Local Shapley: Model-Induced Locality and Optimal Reuse in Data Valuation
New algorithm exploits model locality to reduce exponential Shapley computations to linear time.
A research team led by Xuan Yang has published a breakthrough paper titled 'Local Shapley: Model-Induced Locality and Optimal Reuse in Data Valuation' on arXiv, introducing a novel framework that dramatically accelerates the computationally intensive process of data valuation. The work addresses the fundamental challenge that calculating exact Shapley values—which quantify each data point's contribution to model performance—is #P-hard due to exponential coalition spaces. The researchers' key insight is that modern machine learning models exhibit 'model-induced locality,' meaning only small subsets of training data influence specific predictions, allowing them to reframe Shapley computation as a structured data processing problem over these influential subsets rather than exhaustive coalition enumeration.
The team formalized this through support sets defined by computational pathways (neighbors in KNN, leaves in trees, receptive fields in GNNs) and proved that Shapley computation can be projected onto these supports without loss when locality is exact. They developed LSMR (Local Shapley via Model Reuse), an optimal algorithm that trains each influential subset exactly once via support mapping and pivot scheduling, establishing an information-theoretic lower bound on retraining operations. For larger supports, they created LSMR-A, a reuse-aware Monte Carlo estimator that remains unbiased with exponential concentration. Experiments across multiple model families demonstrate substantial reductions in retraining operations and computational speedups while preserving high valuation fidelity, making practical data valuation feasible for enterprise-scale applications.
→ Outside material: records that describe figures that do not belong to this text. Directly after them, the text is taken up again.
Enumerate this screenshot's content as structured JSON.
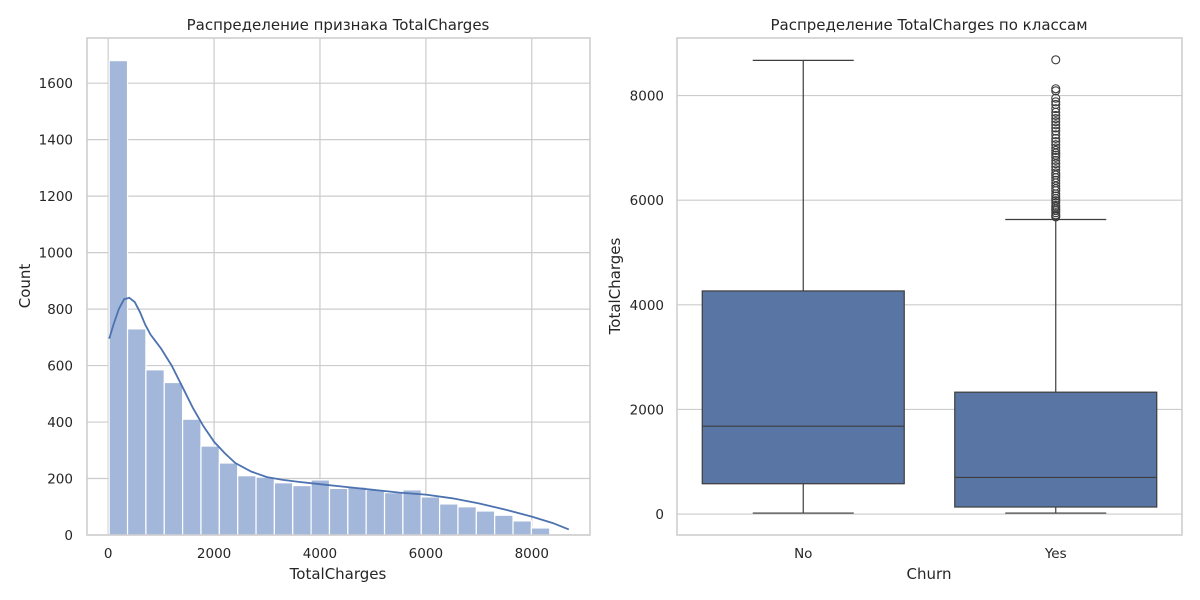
{
  "chart_data": [
    {
      "type": "histogram",
      "title": "Распределение признака TotalCharges",
      "xlabel": "TotalCharges",
      "ylabel": "Count",
      "xlim": [
        -400,
        9100
      ],
      "ylim": [
        0,
        1760
      ],
      "xticks": [
        0,
        2000,
        4000,
        6000,
        8000
      ],
      "yticks": [
        0,
        200,
        400,
        600,
        800,
        1000,
        1200,
        1400,
        1600
      ],
      "grid": true,
      "bar_color": "#a3b7da",
      "kde_color": "#4c72b0",
      "bin_start": 19,
      "bin_width": 346.7,
      "counts": [
        1680,
        730,
        585,
        540,
        410,
        315,
        255,
        210,
        205,
        185,
        175,
        195,
        165,
        170,
        160,
        150,
        160,
        135,
        110,
        100,
        85,
        70,
        50,
        25
      ],
      "kde": {
        "x": [
          19,
          100,
          200,
          300,
          400,
          500,
          600,
          700,
          800,
          900,
          1000,
          1200,
          1400,
          1600,
          1800,
          2000,
          2200,
          2400,
          2700,
          3000,
          3300,
          3600,
          4000,
          4500,
          5000,
          5500,
          6000,
          6500,
          7000,
          7500,
          8000,
          8400,
          8700
        ],
        "y": [
          695,
          745,
          800,
          835,
          840,
          825,
          790,
          745,
          710,
          685,
          660,
          600,
          525,
          450,
          385,
          330,
          290,
          255,
          225,
          205,
          195,
          188,
          180,
          170,
          160,
          150,
          143,
          130,
          112,
          90,
          65,
          42,
          20
        ]
      }
    },
    {
      "type": "box",
      "title": "Распределение TotalCharges по классам",
      "xlabel": "Churn",
      "ylabel": "TotalCharges",
      "categories": [
        "No",
        "Yes"
      ],
      "ylim": [
        -400,
        9100
      ],
      "yticks": [
        0,
        2000,
        4000,
        6000,
        8000
      ],
      "grid": true,
      "box_color": "#5975a4",
      "line_color": "#3d3d3d",
      "boxes": [
        {
          "name": "No",
          "min": 19,
          "q1": 580,
          "median": 1680,
          "q3": 4265,
          "max": 8672,
          "outliers": []
        },
        {
          "name": "Yes",
          "min": 19,
          "q1": 135,
          "median": 700,
          "q3": 2330,
          "max": 5630,
          "outliers": [
            5680,
            5700,
            5720,
            5760,
            5800,
            5830,
            5870,
            5900,
            5950,
            5990,
            6030,
            6080,
            6120,
            6180,
            6220,
            6270,
            6330,
            6380,
            6430,
            6480,
            6520,
            6580,
            6640,
            6700,
            6760,
            6820,
            6860,
            6900,
            6950,
            7000,
            7060,
            7120,
            7180,
            7250,
            7320,
            7380,
            7440,
            7500,
            7560,
            7620,
            7680,
            7750,
            7830,
            7880,
            7950,
            8090,
            8130,
            8684
          ]
        }
      ]
    }
  ]
}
- Exploits model-induced locality to reduce Shapley computation from exponential to linear complexity
- LSMR algorithm trains each influential data subset exactly once, achieving 90%+ retraining reduction
- Framework works across KNN, decision trees, and graph neural networks while maintaining valuation accuracy
Why It Matters
Enables practical data valuation for large datasets, helping organizations identify high-value training data and optimize AI development costs.